Another great book recomemndation from Andrew:
If you’ve ever had the feeling that your life isn’t your own, that the life you’re living is just a little bit off-kilter, than you’ll find a lot to identify with in Gavin Extence’s second novel, The Mirror World of Melody Black.
Creatively-titled since the titular character isn’t the main character in the book and only occupies the middle to late section of the book, the book deals with the highs and lows of being bipolar, and the way in which the condition can leave you feeling as if your life is the mirror version of the one you though you were leading or would like to lead.
The central protagonist Abby is a freelance journalist, a child of divorce and a survivor of mental illness which first affected her back in her mid-teens who has many of the usual concerns any of us do.
She’s trying to pay the bills, isn’t quite satisfied with the state of her career or her relationships with her dad or sister Francesca but is content and happy-ish with her boyfriend of three years Beck, and accepts that life has its ups and downs.
“Odd as it may sound, I hadn’t known Melody’s surname up to this point. Mrs Chang aside, I don’t think there was another service user who surname I did know. We only ever used first names, as did the staff when they addressed us. So this was the first time I knew Melody as ‘Melody Black’, and straight away it was a name I loved. It was so gloomy and lyrical it could have been a line from a Sylvia Plath poem.” (P. 210)
All so good so far; what throws her world off axis one night is the discovery of her neighbour Simon’s body in his flat across the hallway; she barely knew him so initially accepts that his death might not necessarily leave a blubbering,m emotionally-thrown mess.
What she isn’t prepared for is the lack of anything that follows the discovery of his body; in fact so preternaturally calm is she that she has the presence of mind to grab the can of tomatoes she came over to borrow and goes back to cook dinner, barely troubled by the sort of event that leave anyone else, well most anyone else, a nerve-jangled, get-me-wine basket case.
There follows the slow unravelling of her life as insomnia, mania and then depression takes her from emotional hither to yon, leaving all kinds of chaos, big credit card bills and a thousand unanswered questions in her wake.
Abby wonders, more than once, what might have happened if she hadn’t found Simon’s corpse, if she hadn’t gone manic and then crashed, if she hadn’t found herself in the mental health ward of St Charles Hospital in London and if she hadn’t met Melody Black.
It’s all very Sliding Doors-ish, a what-if that is far more than an academic exercise as it explores what happens to the life of someone already teetering on the edge of sanity when a traumatic event occurs and sends them down a path they have little to no ability, without a lot of help which Abby thankfully receives, to come back from.
The importance of The Mirror World of Melody Black, which draws its title from the idea that mental illness is the obverse of your normal life or the real you, that you have somehow been sucked into a parallel world where you are not quite yourself, is that it bravely documents what it’s like when bipolarity or any other sort of mental illness takes your life off course.
Having some experience with this condition, which he documents in a confessional epilogue, Extence brings real insight and understanding, and more than a little wit and bravura, to the character of Abby who knows her life is not where she wants it to be but can’t quite get it where she wants it.
As her relationship with Beck hangs in the balance, and her career sits in limbo, Abby has to work out what it is she wants exactly, whether the compromises needed to keep her life on the proverbial straight and narrow are worth it, and if she cares about getting better and jumping from the mirror world of her mental illness back to her life as it is normally lived.
“We all have doubles.

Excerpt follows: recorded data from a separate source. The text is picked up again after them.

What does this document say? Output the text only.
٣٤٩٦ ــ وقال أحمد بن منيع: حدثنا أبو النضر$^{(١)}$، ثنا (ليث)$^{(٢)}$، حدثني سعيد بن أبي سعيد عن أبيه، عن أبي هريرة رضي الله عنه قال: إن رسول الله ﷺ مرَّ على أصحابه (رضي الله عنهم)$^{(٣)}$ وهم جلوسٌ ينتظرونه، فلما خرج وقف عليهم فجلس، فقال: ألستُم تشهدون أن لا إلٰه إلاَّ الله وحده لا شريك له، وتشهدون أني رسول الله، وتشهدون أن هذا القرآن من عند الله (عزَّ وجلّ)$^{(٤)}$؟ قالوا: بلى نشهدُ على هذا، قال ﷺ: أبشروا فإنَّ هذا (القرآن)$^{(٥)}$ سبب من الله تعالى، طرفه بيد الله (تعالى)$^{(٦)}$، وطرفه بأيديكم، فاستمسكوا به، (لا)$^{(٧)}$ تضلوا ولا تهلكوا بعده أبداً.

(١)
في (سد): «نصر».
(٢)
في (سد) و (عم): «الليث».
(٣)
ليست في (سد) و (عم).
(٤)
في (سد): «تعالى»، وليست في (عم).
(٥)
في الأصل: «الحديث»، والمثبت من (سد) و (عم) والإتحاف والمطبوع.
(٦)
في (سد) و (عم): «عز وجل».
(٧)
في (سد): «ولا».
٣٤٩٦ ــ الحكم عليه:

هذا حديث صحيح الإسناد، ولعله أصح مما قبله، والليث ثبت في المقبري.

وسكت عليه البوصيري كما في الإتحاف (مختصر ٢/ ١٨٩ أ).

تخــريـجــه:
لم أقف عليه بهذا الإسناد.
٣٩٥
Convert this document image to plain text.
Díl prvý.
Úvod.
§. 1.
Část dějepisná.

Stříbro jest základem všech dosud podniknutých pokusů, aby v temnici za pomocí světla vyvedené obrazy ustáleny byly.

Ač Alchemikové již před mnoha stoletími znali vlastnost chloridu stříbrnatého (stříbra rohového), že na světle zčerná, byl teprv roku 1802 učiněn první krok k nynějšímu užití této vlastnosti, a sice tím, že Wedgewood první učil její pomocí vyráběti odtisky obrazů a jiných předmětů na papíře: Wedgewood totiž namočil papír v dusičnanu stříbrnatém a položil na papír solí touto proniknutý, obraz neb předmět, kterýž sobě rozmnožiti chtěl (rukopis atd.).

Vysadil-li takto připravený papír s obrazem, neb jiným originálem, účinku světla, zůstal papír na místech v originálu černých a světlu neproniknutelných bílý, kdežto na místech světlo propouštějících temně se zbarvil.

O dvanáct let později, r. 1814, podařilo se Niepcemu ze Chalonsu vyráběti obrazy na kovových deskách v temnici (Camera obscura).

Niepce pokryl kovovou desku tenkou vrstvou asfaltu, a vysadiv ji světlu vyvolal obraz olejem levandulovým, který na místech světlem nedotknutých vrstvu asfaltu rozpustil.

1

Everyone here has a double who’s taken over their life back in the original world. And we’ve realised what’s going on – at least on some level. That’s why we’re here. Whereas the doubles have no idea. They think they’re the originals, so they just go on with our lives as if nothing’s happened. You know: go to work, do the shopping, pay the bills. Jocelyn calls them the mirror people. They’re identical to us in almost every way.” (P. 196)
For all its themes of loss, upheaval and the darkness of feeling like you’re losing yourself to mental illness, The Mirror World of Melody Black is a bright, involving read, helped along by Extence imbuing Abby with a healthy amount of witty attitude and the willingness to call a spade a spade.
She’s a gloriously flawed character who, like all of us, knows what she should do to get the life she wants but can’t quite get there despite her best efforts and those of family, friends and mental health professionals.
The mix of light and dark, sardonic wit and fearful uncertainty works well for the book which takes a serious topic, gives it due deference and insight while never losing sight of Abby’s inherent humanity.
It is an illuminating, rewarding read for anyone seeking to gain even a little perspective on the way mental illness can affect a person, reminding us at every turn that those who deal with conditions like bipolar and schizophrenia are people like everyone else who simply want to reclaim their life from the mirror universe and get some sense of themselves back again.